Even a ML algorithm can handle text attributes, it may detect text patterns by chance, which is unexpected.
# make a copy for investigation
housing = strat_train_set.copy()
housing["ocean_proximity"].value_counts()
Out[42]:
<1H OCEAN 7276
INLAND 5263
NEAR OCEAN 2124
NEAR BAY 1847
ISLAND 2
Name: ocean_proximity, dtype: int64
There’re five catogaries. If we just give five numbers [0, 1, 2, 3, 4] accordingly, there will be new issue: ML algorithms will assume two nearby values are more similar than two distant values. It is not case for our situation.

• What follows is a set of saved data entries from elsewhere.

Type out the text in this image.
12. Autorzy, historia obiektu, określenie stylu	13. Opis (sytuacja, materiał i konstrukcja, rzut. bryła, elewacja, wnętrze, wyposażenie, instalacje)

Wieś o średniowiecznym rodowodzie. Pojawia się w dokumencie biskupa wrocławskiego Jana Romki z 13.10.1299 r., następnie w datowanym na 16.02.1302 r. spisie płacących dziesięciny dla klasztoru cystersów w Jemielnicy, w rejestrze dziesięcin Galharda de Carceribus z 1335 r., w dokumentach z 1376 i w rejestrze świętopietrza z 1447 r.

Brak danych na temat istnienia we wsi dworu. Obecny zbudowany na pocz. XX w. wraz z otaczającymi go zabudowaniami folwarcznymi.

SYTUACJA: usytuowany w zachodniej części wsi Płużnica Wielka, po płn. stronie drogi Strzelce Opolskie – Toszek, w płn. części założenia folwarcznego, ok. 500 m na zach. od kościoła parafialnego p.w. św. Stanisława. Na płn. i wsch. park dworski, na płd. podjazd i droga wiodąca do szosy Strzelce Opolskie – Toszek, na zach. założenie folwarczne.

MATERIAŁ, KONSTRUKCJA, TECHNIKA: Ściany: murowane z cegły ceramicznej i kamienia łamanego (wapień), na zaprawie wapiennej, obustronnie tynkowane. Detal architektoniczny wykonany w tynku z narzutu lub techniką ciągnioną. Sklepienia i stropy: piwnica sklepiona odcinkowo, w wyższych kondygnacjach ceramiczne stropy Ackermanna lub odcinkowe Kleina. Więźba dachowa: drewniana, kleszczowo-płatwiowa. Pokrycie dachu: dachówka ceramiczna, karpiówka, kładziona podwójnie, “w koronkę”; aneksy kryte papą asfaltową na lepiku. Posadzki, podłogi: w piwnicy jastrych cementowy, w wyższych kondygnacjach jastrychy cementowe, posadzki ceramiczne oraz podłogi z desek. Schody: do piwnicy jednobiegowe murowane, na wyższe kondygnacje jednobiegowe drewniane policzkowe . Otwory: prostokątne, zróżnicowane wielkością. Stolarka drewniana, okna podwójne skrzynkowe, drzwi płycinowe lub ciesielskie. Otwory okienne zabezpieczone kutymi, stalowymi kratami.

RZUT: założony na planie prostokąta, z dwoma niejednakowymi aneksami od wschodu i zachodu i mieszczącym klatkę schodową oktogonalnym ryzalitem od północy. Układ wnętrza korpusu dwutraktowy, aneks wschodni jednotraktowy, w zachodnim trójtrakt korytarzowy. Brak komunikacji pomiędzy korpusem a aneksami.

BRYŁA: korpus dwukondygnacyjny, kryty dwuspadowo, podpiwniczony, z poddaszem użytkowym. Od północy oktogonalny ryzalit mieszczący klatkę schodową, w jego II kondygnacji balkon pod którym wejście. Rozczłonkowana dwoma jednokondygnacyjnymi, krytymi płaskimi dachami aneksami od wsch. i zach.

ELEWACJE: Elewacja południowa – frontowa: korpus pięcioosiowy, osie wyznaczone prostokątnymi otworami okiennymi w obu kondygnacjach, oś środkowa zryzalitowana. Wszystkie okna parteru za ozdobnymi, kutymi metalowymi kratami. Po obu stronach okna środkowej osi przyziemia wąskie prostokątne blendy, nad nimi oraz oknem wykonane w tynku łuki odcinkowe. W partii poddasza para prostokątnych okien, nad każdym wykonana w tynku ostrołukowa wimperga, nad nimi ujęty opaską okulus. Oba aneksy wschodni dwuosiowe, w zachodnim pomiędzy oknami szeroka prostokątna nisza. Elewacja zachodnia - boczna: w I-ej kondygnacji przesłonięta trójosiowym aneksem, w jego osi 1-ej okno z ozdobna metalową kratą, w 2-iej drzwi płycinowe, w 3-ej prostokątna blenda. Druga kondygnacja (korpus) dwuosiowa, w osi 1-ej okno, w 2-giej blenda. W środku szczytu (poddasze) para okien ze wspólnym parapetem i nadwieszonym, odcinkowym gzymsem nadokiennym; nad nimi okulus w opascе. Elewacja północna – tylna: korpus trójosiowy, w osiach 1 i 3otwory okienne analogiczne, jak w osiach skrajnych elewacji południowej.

To fix the issue, we can add a binary attribute for each catogory. It is called one-hot encoding: one and only one of the attribute is 1 (hot), while other attributes are 0 (cold).
housing_cat = housing[["ocean_proximity"]]
from sklearn.preprocessing import OneHotEncoder
cat_encoder = OneHotEncoder()
housing_cat_1hot = cat_encoder.fit_transform(housing_cat)
Feature Scaling
The feature scaling discussion will be added in the future.